Voto prévio é válido na assembleia condominial?

Em muitas situações, para conseguir alterações na rotina da vida condominial, não basta a maioria simples dos condôminos, há casos em que são necessários 2/3 ou 100% (unanimidade) de todos, ou seja, é uma democracia que nem sempre a maioria vence. Algo absolutamente legal e legítimo.

E, os quóruns qualificados existem para assegurar justamente ao adquirente da unidade condominial que as principais características do seu bem serão respeitadas ao longo dos anos; alterações, ainda que possíveis, obrigatoriamente dependerão da exteriorização do desejo de um grupo maior de condôminos. Portanto, é um mecanismo regulador que visa proteger o adquirente do imóvel, por exemplo, de quem mora no primeiro andar de um condomínio sem churrasqueira e poderia ser surpreendido com a construção de uma área de lazer que afetaria seu sossego.

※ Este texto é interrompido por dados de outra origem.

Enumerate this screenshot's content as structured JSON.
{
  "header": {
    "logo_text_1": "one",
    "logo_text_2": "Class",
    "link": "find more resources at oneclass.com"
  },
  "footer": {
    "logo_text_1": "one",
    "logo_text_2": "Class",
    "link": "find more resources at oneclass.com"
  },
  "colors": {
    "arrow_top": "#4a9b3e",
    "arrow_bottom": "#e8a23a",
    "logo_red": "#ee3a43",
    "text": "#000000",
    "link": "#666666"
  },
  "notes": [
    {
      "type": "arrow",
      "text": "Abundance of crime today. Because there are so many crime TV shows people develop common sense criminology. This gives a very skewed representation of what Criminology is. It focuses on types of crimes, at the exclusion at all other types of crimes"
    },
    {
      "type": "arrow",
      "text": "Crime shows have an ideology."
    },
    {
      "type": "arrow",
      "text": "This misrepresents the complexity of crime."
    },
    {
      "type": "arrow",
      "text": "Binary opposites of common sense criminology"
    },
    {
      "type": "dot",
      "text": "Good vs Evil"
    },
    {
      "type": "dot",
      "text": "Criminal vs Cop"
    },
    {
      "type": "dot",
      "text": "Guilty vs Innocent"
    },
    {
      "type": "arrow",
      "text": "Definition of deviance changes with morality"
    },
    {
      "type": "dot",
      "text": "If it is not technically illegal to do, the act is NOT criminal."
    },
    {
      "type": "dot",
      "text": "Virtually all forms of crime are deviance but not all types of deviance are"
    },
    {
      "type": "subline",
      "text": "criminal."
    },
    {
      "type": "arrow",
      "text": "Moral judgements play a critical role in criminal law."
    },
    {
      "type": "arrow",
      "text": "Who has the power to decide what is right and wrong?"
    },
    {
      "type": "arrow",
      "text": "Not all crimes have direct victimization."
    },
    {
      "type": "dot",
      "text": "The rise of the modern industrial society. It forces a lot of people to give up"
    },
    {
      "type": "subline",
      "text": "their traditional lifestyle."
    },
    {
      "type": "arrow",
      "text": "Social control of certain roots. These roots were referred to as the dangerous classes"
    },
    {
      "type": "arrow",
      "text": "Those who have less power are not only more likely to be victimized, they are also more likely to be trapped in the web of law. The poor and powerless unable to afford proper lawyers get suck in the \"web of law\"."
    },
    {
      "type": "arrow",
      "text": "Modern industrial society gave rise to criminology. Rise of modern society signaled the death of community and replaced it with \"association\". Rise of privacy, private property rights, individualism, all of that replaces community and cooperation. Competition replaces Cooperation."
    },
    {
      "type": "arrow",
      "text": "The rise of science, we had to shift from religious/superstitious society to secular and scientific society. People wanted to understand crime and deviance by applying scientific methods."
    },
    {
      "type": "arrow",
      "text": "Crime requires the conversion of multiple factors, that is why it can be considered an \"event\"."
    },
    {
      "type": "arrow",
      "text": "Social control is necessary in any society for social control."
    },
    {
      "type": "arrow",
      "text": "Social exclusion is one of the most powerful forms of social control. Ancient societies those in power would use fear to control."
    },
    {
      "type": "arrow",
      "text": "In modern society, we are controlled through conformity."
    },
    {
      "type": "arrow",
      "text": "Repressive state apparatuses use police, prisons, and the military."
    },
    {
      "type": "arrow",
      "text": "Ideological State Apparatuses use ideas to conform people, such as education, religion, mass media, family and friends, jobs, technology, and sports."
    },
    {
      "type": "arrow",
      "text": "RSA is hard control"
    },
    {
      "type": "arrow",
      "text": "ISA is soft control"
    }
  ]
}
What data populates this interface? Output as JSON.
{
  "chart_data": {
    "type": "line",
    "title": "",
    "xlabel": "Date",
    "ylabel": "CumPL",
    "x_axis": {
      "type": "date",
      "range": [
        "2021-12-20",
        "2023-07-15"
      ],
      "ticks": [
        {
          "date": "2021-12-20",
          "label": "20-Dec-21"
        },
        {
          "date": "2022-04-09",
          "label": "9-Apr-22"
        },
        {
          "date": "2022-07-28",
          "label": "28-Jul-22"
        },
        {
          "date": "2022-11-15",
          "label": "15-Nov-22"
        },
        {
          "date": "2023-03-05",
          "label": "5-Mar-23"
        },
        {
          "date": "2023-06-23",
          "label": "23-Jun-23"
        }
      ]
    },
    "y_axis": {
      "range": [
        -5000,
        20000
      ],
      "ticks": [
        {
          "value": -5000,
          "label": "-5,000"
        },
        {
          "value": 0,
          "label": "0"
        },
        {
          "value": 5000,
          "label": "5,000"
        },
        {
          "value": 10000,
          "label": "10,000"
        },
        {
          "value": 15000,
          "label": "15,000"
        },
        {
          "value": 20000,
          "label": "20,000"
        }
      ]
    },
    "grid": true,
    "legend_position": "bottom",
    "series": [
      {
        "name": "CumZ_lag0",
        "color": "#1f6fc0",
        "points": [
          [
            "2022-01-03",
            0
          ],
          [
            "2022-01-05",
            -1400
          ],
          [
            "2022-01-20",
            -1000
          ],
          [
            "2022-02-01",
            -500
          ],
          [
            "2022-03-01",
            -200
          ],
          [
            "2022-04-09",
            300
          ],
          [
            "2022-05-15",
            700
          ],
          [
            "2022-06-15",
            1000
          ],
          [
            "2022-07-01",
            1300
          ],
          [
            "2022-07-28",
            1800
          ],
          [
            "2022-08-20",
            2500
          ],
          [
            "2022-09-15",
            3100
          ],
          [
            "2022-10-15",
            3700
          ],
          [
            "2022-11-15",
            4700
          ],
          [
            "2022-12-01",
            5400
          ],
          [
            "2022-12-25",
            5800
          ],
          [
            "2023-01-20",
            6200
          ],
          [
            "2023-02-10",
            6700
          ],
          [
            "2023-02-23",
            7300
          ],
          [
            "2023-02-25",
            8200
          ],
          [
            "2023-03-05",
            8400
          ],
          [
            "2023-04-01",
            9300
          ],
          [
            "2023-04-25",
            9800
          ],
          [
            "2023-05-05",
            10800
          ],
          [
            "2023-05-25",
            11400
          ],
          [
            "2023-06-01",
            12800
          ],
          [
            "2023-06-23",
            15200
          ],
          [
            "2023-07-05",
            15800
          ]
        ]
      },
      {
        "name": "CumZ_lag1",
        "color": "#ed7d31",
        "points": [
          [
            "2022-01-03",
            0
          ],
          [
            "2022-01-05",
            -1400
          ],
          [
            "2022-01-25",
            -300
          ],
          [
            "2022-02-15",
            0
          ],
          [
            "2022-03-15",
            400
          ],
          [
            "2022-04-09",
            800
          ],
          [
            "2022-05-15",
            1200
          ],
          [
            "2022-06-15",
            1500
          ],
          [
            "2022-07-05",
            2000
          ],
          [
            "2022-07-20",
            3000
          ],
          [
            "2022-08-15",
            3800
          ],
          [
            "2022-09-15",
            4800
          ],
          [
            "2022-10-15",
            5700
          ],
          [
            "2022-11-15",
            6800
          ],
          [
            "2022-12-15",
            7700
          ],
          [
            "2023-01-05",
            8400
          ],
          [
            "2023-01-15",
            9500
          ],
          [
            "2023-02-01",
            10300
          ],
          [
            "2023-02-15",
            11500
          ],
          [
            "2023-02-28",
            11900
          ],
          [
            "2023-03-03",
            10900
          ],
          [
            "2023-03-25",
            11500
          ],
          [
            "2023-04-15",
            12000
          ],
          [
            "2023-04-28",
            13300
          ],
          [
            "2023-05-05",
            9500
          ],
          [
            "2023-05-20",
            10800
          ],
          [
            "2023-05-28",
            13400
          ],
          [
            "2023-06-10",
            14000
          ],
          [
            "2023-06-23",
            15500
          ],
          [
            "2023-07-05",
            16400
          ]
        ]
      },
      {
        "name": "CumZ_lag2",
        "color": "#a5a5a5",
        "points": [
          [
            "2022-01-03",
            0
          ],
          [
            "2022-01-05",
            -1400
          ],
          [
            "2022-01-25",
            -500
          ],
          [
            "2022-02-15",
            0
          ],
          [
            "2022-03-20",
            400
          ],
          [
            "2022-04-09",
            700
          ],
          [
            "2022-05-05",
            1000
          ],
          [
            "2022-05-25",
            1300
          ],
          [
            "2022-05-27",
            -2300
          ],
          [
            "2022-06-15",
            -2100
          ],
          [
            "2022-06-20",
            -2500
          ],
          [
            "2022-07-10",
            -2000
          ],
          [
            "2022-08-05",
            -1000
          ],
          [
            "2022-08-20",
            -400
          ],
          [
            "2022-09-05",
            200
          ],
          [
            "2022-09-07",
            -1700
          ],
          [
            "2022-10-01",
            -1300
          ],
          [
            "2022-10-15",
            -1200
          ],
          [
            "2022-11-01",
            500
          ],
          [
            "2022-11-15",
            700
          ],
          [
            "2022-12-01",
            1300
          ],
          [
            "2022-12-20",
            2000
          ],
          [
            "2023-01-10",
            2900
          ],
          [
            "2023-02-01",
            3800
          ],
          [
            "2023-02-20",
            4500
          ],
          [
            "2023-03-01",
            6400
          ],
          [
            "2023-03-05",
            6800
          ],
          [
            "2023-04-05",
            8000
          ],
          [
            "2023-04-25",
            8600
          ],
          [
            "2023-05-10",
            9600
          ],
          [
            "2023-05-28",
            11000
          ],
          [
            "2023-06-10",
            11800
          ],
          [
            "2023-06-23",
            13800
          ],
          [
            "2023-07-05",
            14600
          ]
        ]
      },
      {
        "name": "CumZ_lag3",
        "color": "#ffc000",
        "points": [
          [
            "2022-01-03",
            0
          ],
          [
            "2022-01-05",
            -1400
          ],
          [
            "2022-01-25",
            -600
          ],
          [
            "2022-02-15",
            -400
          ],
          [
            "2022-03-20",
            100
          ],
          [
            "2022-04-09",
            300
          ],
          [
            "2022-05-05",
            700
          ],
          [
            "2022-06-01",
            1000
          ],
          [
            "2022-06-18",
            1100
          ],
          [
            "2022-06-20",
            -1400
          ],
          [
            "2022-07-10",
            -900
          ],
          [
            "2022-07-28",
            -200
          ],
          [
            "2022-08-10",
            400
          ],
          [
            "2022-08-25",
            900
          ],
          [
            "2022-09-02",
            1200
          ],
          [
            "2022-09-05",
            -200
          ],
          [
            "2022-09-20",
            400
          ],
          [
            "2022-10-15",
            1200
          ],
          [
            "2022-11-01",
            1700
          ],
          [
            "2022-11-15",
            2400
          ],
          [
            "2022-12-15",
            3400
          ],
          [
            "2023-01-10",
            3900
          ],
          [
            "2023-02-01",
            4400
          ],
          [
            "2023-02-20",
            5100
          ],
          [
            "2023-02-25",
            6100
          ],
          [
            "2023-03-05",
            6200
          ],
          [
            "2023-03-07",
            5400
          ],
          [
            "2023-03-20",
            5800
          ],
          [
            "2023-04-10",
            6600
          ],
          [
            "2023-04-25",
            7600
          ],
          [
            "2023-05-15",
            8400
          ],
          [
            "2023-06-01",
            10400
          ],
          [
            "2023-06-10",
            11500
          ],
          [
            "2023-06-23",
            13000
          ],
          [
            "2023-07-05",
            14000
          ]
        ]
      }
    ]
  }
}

Assim, é por isso que há no âmbito condominial maior dificuldade em conseguir aprovar alterações das regras condominiais (Convenção Condominial), realizar reformas, adquirir equipamentos e outras situações que ficam “engessadas” na dependência obrigatória do quórum qualificado conforme disposto em Lei. E, isso é democracia, afinal, o que pode ser interessante para maioria é irrelevante para outros, por conseguinte, o desinteresse em participar de discussões assemblear ocorre e projetos não são aprovados.

Outrossim, quem vive no âmbito condominial sabe o quão difícil é reunir condôminos suficientes para aprovar situações que exigem quórum qualificado, sendo o mais normal de 2/3, que é o necessário, por exemplo, para alterar a convenção condominial (art.1.351 do CC), já para alterar a destinação da área comum é preciso a unanimidade 100% (1.351 do CC) o que é praticamente impossível.

Desse modo, considerando essa dificuldade nata na vida condominial, dentre outros motivos, algumas convenções condominiais estipulam em suas regras o sorteio de vaga de garagem a cada dois anos, afinal, é um assunto que sempre atrai o interesse da comunidade e, consequentemente, normalmente, é uma assembleia em que os presentes chegam aos 2/3 e o síndico utiliza-se de tal peculiaridade para debater outros assuntos.

Mas, ainda assim a dificuldade em se obter a presença de condôminos é um fato concreto na vida condominial, como consequência, convenções mais atuais, ou condomínios bem assessorados, estão se antecipando e alterando as regras incluindo a possibilidade da realização de assembleias virtuais, algo que em um futuro não muito distante facilitará sobremaneira a gestão condominial.

Contudo, como a realidade é a dificuldade na obtenção do quórum mínimo, não raramente atos são realizados para tentar burlar a formalidade exigida pela Lei, como por exemplo, a votação por escrito (voto antecipado), que nada mais é do que colher do condômino um voto antecipado de uma votação que ocorrerá em uma Assembleia Condominial futura, procedimento que pode culminar com a anulação total ou parcial da assembleia.

Assim, ainda que seja difícil obter o quórum mínimo necessário para implantação de intervenções polêmicas, a declinada dificuldade não é autorizadora para relativizar o quórum e/ou a solenidade existente em Lei, atuar de forma temerária pode refletir em prejuízos vultuosos, como por exemplo: suspender ou desfazer uma obra realizada, arcar com honorários advocatícios, custas processuais entre outras.

Desse modo, considerando que as relações condominiais estão cada vez mais complexas, é fundamental muita atenção por parte dos gestores condominiais e o ter noções de direito condominial é fundamental.